Thursday, December 12, 2013

I Wrote This the Night Before Going to the Hospital Where They Removed My Gallbladder (Unedited)

I remember reading Notes From the Underground and the opening lines were something like, "there is pain in my liver...or kidneys..." or something to that effect. As I sit here and write this now, there is pain in my body. It just keeps going. People dont understand what it is like to live with constant pain. Well..some people understand.

But now, I am going to switch my mind set and enjoy the feelings in my body as I write this. IT is a burst of energy from the HOLY SPIRIT making me write this tonight. My wife is sleeping on the bed nearby in the room that we live in. She is 13 weeks pregnant.  I have never had a pregnant wife before. I am excited about this child coming soon. I never thought that I would have any kids. I was just one of those people who thought that there are already enough people on this planet, and life is such a drag sometimes. Who really needs to bring more people into this limited amount of space on this ball of depressed mud floating around a big hot ball of fire.

But, then I became a Born Again Christian. Going to church, reading my Bible, praying for others. That was about 3 years ago, while I was going through a trial for hitting a pedestrian with my car. I will never forget that moment: the body splashed against my windshield shattering the glass as blood sprayed all over my car and I stopped and then I screamed and then I took off and then I pulled into the next street and sat there. The words: GAME OVER were flashing in my mind in front of my eyes.

Who am I writing this for? I have always wanted to make writing my vocation and I have gotten pretty close, but then it just becomes so hard to write down every idea. So many ideas and they become kind of dumb after awhile.

I just felt a jolt of pain in my abdomen area. You see, I was diagnosed with gallstones about a year ago and there have been bouts with excrutiating pain, I went to the emergency room once and could not even stand up the pain was so bad, and then the pain just simmers out and stays at a medium level for days and it is driving me crazy.
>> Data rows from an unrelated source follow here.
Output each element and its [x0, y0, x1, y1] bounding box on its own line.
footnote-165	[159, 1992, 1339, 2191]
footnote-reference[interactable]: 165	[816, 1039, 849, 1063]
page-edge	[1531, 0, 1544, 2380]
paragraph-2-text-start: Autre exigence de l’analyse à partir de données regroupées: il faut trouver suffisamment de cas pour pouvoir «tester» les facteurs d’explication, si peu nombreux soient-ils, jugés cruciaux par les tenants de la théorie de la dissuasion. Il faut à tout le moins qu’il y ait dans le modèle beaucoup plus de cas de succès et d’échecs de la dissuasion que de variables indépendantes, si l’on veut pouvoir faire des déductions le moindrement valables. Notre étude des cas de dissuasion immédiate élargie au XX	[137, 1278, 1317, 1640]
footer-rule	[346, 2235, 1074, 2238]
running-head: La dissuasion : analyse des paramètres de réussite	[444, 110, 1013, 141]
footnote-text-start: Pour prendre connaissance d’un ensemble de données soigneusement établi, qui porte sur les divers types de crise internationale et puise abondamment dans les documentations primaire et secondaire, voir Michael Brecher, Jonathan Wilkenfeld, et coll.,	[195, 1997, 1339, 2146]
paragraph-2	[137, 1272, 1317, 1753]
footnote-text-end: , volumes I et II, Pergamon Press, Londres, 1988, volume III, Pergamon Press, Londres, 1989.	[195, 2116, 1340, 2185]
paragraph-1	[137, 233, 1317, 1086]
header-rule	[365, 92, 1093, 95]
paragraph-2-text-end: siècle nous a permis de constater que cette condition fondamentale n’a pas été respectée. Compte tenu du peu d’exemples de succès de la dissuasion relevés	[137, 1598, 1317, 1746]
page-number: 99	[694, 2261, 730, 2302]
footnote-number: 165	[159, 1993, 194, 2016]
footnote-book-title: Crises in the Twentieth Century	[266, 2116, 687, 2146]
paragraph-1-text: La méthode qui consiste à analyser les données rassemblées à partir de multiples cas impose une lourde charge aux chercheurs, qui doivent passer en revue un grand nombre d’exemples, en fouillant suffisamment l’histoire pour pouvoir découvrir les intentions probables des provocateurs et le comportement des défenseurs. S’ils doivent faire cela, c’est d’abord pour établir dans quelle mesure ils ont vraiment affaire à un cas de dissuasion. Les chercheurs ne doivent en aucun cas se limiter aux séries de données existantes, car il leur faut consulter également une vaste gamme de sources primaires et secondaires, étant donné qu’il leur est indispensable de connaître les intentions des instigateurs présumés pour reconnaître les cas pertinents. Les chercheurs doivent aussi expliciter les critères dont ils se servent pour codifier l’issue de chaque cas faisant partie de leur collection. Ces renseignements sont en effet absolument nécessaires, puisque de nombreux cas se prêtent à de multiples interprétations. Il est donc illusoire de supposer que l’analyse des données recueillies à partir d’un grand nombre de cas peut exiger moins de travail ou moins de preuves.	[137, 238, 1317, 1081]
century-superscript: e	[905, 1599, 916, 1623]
I dont trust doctors and I dont like going to hospitals and I dont like taking medicine. But now, I have some pain killers that they gave me and I am going to take one. Right now.

No, I am going to beat this without pain killers. I was addicted to drugs for a long time before I gave my life to Christ. I smoked crack and snorted all kinds of powders and shot up heroin and popped so many pills that people thought I was Chinese because my eyes were so lidded. I dont know how it all spun out of control, but I do. It is easy to try to look for someone to blame, but it was all me.
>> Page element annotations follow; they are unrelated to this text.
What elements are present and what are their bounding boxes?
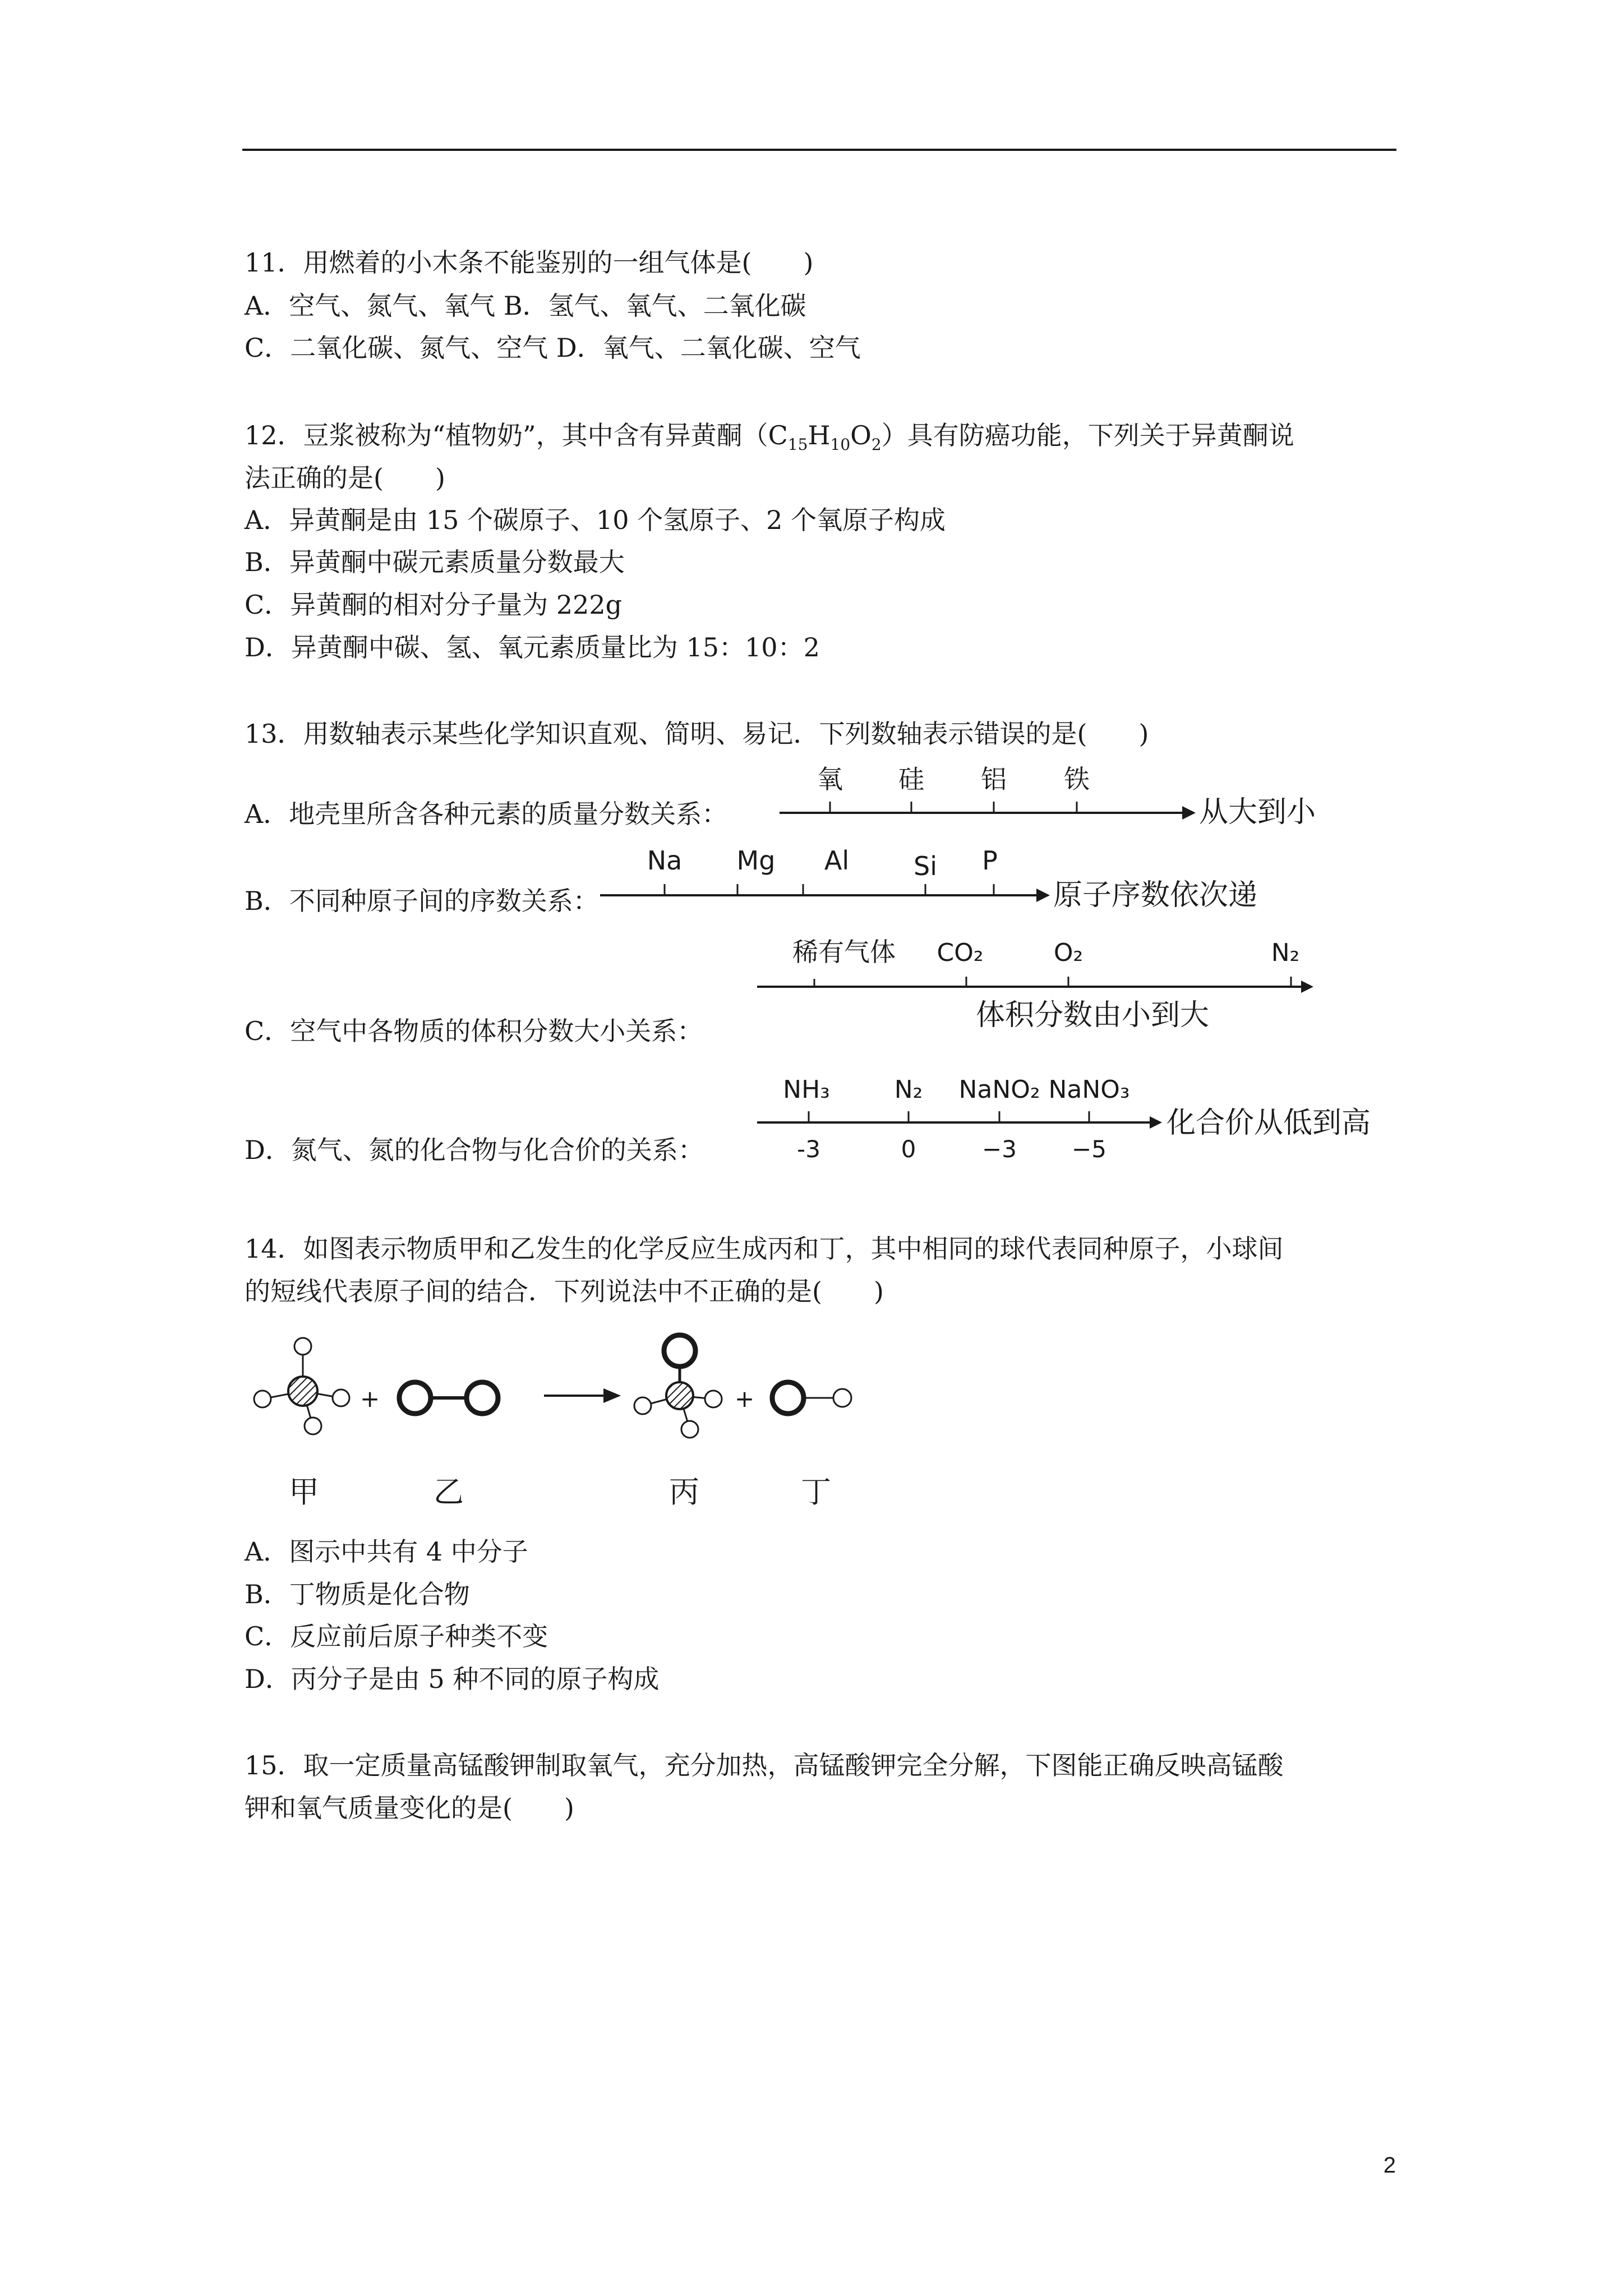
q14-stem-line2: 的短线代表原子间的结合．下列说法中不正确的是( ): [245, 1276, 884, 1306]
q11-stem: 11．用燃着的小木条不能鉴别的一组气体是( ): [245, 247, 814, 278]
q13-b-tick-al: Al: [824, 845, 850, 876]
header-rule: [242, 149, 1396, 151]
q13-stem: 13．用数轴表示某些化学知识直观、简明、易记．下列数轴表示错误的是( ): [245, 719, 1149, 749]
q13-d-tick-nano3: NaNO₃: [1048, 1075, 1130, 1104]
q13-a-tick-oxygen: 氧: [817, 764, 843, 794]
q15-stem-line2: 钾和氧气质量变化的是( ): [245, 1793, 574, 1823]
q13-d-arrow-label: 化合价从低到高: [1166, 1106, 1371, 1140]
q15-stem-line1: 15．取一定质量高锰酸钾制取氧气，充分加热，高锰酸钾完全分解，下图能正确反映高锰酸: [245, 1750, 1284, 1780]
q13-option-a-label: A．地壳里所含各种元素的质量分数关系：: [245, 799, 728, 829]
q13-d-value-nano2: −3: [982, 1135, 1017, 1163]
q14-option-a: A．图示中共有 4 中分子: [245, 1536, 528, 1567]
q11-options-ab: A．空气、氮气、氧气 B．氢气、氧气、二氧化碳: [245, 291, 806, 321]
q13-c-tick-n2: N₂: [1271, 938, 1300, 967]
q11-options-cd: C．二氧化碳、氮气、空气 D．氧气、二氧化碳、空气: [245, 333, 861, 363]
q14-reaction-diagram: [241, 1324, 914, 1515]
q14-molecule-bing: [634, 1335, 722, 1438]
q13-a-tick-aluminum: 铝: [981, 764, 1007, 794]
q14-option-b: B．丁物质是化合物: [245, 1579, 470, 1609]
q12-option-b: B．异黄酮中碳元素质量分数最大: [245, 547, 625, 577]
q13-c-tick-co2: CO₂: [937, 938, 984, 967]
q13-c-tick-o2: O₂: [1053, 938, 1083, 967]
q12-option-c: C．异黄酮的相对分子量为 222g: [245, 590, 623, 620]
q14-plus-1: +: [360, 1385, 380, 1412]
q13-d-tick-nano2: NaNO₂: [958, 1075, 1040, 1104]
q13-b-tick-mg: Mg: [736, 845, 776, 876]
q13-a-tick-silicon: 硅: [898, 764, 924, 794]
q13-option-d-label: D．氮气、氮的化合物与化合价的关系：: [245, 1135, 704, 1165]
q13-c-tick-noble-gas: 稀有气体: [792, 937, 896, 967]
q13-axis-a: [774, 754, 1335, 833]
q13-d-value-nano3: −5: [1072, 1135, 1106, 1163]
q14-label-yi: 乙: [434, 1474, 464, 1510]
q12-stem-line2: 法正确的是( ): [245, 463, 445, 493]
q13-axis-b: [594, 841, 1324, 920]
q14-label-ding: 丁: [801, 1474, 831, 1510]
q13-b-tick-p: P: [982, 845, 998, 876]
q12-option-a: A．异黄酮是由 15 个碳原子、10 个氢原子、2 个氧原子构成: [245, 505, 946, 535]
page-number: 2: [1383, 2153, 1396, 2178]
q13-axis-d: [751, 1063, 1396, 1167]
q13-option-b-label: B．不同种原子间的序数关系：: [245, 886, 599, 916]
q12-option-d: D．异黄酮中碳、氢、氧元素质量比为 15：10：2: [245, 632, 820, 662]
q14-stem-line1: 14．如图表示物质甲和乙发生的化学反应生成丙和丁，其中相同的球代表同种原子，小球间: [245, 1234, 1284, 1264]
q13-d-tick-n2: N₂: [894, 1075, 923, 1104]
q13-option-c-label: C．空气中各物质的体积分数大小关系：: [245, 1016, 703, 1046]
q13-b-tick-na: Na: [647, 845, 683, 876]
q14-molecule-jia: [254, 1338, 349, 1434]
q14-molecule-yi: [399, 1382, 498, 1414]
q13-a-arrow-label: 从大到小: [1199, 795, 1316, 829]
q14-option-d: D．丙分子是由 5 种不同的原子构成: [245, 1664, 660, 1694]
q14-plus-2: +: [735, 1385, 755, 1412]
q13-d-value-n2: 0: [901, 1135, 916, 1163]
q13-b-arrow-label: 原子序数依次递: [1053, 878, 1258, 912]
q13-a-tick-iron: 铁: [1064, 764, 1090, 794]
q13-c-arrow-label: 体积分数由小到大: [976, 999, 1210, 1032]
q14-molecule-ding: [772, 1382, 851, 1414]
q13-b-tick-si: Si: [914, 851, 937, 881]
q14-label-bing: 丙: [669, 1474, 699, 1510]
q13-d-tick-nh3: NH₃: [783, 1075, 830, 1104]
q13-axis-c: [751, 928, 1346, 1035]
q14-label-jia: 甲: [289, 1474, 319, 1510]
q14-reaction-arrow: [544, 1390, 618, 1401]
q12-stem-line1: 12．豆浆被称为“植物奶”，其中含有异黄酮$(C_{15}H_{10}O_2)$具有防癌功能，下列关于异黄酮说: [245, 420, 1294, 454]
q14-option-c: C．反应前后原子种类不变: [245, 1621, 548, 1651]
q13-d-value-nh3: -3: [797, 1135, 820, 1163]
Again, I am going to try and focus on Positive Mental Attitude. I read my Bible as soon as I get up in the morning. I read it and I believe that it is the Word of God. There was a time, not too long ago, when I just read it like any book. Mythology. Fiction. But one day, while I was reading it I heard a voice say this to me, "Try to believe."  It was preposterous, and I strained myself, but it worked. I began to see the light. I felt the presence of God right there and I began to transform into a New Person in Christ.

So now, I'll be honest with you, I just took the pill. I thought that I would be able to beat the pain with positive mental attitude and prayer, or maybe this writing would break the pain but it is not. It is really bad and in my whole upper body. It makes me wonder what death is like. But oh yeah, I have eternal life now. You can have eternal life too, if you accept Jesus Christ into your heart.

I think that this writing is making the pain worse. I cant take it, I might have to stop. It is like my lungs are on fire. But when I write stuff like that it gets more painful. This is not a self help book. This is something different.

I am healed. I am healed. In the mighty Name of Jesus Christ. By His stripes I have been healed. My fingers are struggling to grasp my chest and stand up and pace back and forth. The pain is so bad right now.

I got up and stood in a really hot shower, scalding. And that temporarily takes the pain away. I know that God is putting me through this to strengthen me. I am not going to focus on the negative for another letter.

I am relaxing on a beautiful beach. The waves crashing against the shore and palm trees keeping me in the shade. A nice cold glass of water and I just saw a fish jump out of the crystal clear water. I can see my wife and child on the beach, we are having an amazing vacation where no one can find us. Our cell phones are in the hotel room and we are free.

I can see angels all around me. They are my medicine. They are healing me. I need to escape the world. Right now I am on a space ship far out in the depths of another galaxy.


The Holy Spirit has filled me with such joy and love. Love is really all that matters. So much love in my life. It fills my whole being. God has touched me. The Spirit is making my inner organs new and refreshed and my whole mind is becoming peaceful and calm. I know that you can feel the Kingdom of God right now as you read this. The Kingdom of God is where I live. The Kingdom of God is only attainable if you read your Bible on a daily basis. It is an instruction booklet, telling us how to walk in His Kingdom. Oh, thank you Jesus. As I abide in Him and He abides in me.